My research interests include 1. Streaming Video Understanding, 2. Multimodal Large Language Models, 3. Multimodal Retrieval. I have previously worked as a research intern with the Tencent Hunyuan team, the Kuaishou Keye team, and the 360 AI Department. I welcome collaboration and am always open to discussing research opportunities—feel free to reach out via email!!!
🔥 News
- 2025.11: 🏆🏆 Congratulations to our “Multi-View Captioning with Semantic Delta Re-Ranking for Zero-Shot Composed Video Retrieval” for winning the Best Paper Award at ICIG 2025!
- 2025.09: 🎉🎉 Our paper “LiveStar: Live Streaming Assistant for Real-World Online Video Understanding” about streaming Video-LLMs has been accepted to NeurIPS 2025!
- 2025.08: 🎉🎉 Our paper “StreamingCoT: A Dataset for Temporal Dynamics and Multimodal Chain-of-Thought Reasoning in Streaming VideoQA” has been accepted to ACM MM 2025 Datasets!
- 2025.07: 🎉🎉 I was supported the CIE-Tencent Doctoral Research Incentive Project, a competitive grant awarded to only 23 recipients nationwide, along with a research fund of 100,000 RMB.
📝 Publications
🔥 [NeurIPS’2025] Poster
LiveStar: Live Streaming Assistant for Real-World Online Video Understanding
Zhenyu Yang, Kairui Zhang, Yuhang Hu, Bing Wang, Shengsheng Qian, Bin Wen, Fan Yang, Tingting Gao, Weiming Dong, Changsheng Xu
🚀 [ICLR’2025] Spotlight
SVBench: A Benchmark with Temporal Multi-Turn Dialogues for Streaming Video Understanding
Zhenyu Yang, Yuhang Hu, Zemin Du, Dizhan Xue, Shengsheng Qian, Jiahong Wu, Fan Yang, Weiming Dong, Changsheng Xu
[Code] [Project] [Paper] [Dataset] [Model] [Leaderboard] [Submission] [中文解读]

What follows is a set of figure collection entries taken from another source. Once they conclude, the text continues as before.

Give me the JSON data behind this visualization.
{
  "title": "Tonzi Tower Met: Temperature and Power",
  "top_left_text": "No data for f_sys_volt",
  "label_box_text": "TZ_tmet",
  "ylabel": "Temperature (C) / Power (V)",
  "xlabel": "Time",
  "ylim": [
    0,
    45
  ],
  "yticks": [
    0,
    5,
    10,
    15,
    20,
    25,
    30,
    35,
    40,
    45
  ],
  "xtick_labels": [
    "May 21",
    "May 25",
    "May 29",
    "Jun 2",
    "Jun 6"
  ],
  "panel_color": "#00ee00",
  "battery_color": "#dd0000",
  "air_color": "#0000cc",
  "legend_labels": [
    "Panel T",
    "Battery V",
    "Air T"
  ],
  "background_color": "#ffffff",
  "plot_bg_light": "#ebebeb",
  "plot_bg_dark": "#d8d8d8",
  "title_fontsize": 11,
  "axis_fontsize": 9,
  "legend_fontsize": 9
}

🏆 [SIGIR’2024] Best Paper Honorable Mention
LDRE: LLM-based Divergent Reasoning and Ensemble for Zero-Shot Composed Image Retrieval
Zhenyu Yang, Dizhan Xue, Shengsheng Qian, Weiming Dong, Changsheng Xu
🎉 [ACM MM’2024] Poster
Semantic Editing Increment Benefits Zero-Shot Composed Image Retrieval
Zhenyu Yang, Shengsheng Qian, Dizhan Xue, Jiahong Wu, Fan Yang, Weiming Dong, Changsheng Xu
🎉 [ACM MM’2025] Poster
Yuhang Hu, Zhenyu Yang, Shihan Wang, Shengsheng Qian, Bin Wen, Fan Yang, Tingting Gao, Changsheng Xu
🏆 [ICIG’2025] Best Paper Award
Multi-View Captioning with Semantic Delta Re-Ranking for Zero-Shot Composed Video Retrieval
Zhixiang Ding, Lilong Liu, Zhenyu Yang, Shengsheng Qian
🎖 Honors and Awards
- Best Paper Honorable Mention (5/791), SIGIR, 2024
- Best Paper Award, ICIG, 2025
- Spotlight Paper (~3.27%), ICLR, 2025
- CIE-Tencent Doctoral Research Incentive Project / 混元学者 (中国电子学会-腾讯博士生科研激励计划), 2025
- National Scholarship, Ministry of Education, China, 2024
- Outstanding Graduate, Beijing, 2022
- Outstanding Graduate, Beijing University of Posts and Telecommunications, 2022
- First-Class Scholarship, Beijing University of Posts and Telecommunications, 2020/2021
- First Prize in American Mathematical Contest in Modeling (MCM), Top 6.7% Globally, 2020
📖 Educations
- 2022.09 - 2027.06: Ph.D, State Key Laboratory of Multimodal Artificial Intelligence Systems, Institute of Automation, Chinese Academy of Sciences, Beijing. Major: Computer Applied Technology.
- 2018.09 - 2022.06: Undergraduate, School of Computer Science (National Pilot Software Engineering School), Beijing University of Posts and Telecommunications, Beijing. Major: Intelligent Science and Technology.
🙋 Services
- Conference Reviewer: CVPR 2026, ICLR 2026, AAAI 2026, NeurIPS 2025, ICCV 2025, ACML 2025, etc.
- Journal Reviewer: IEEE Transactions on Image Processing (TIP), Transactions on Multimedia Computing Communications and Applications (TOMM), Neurocomputing, Pattern Recognition.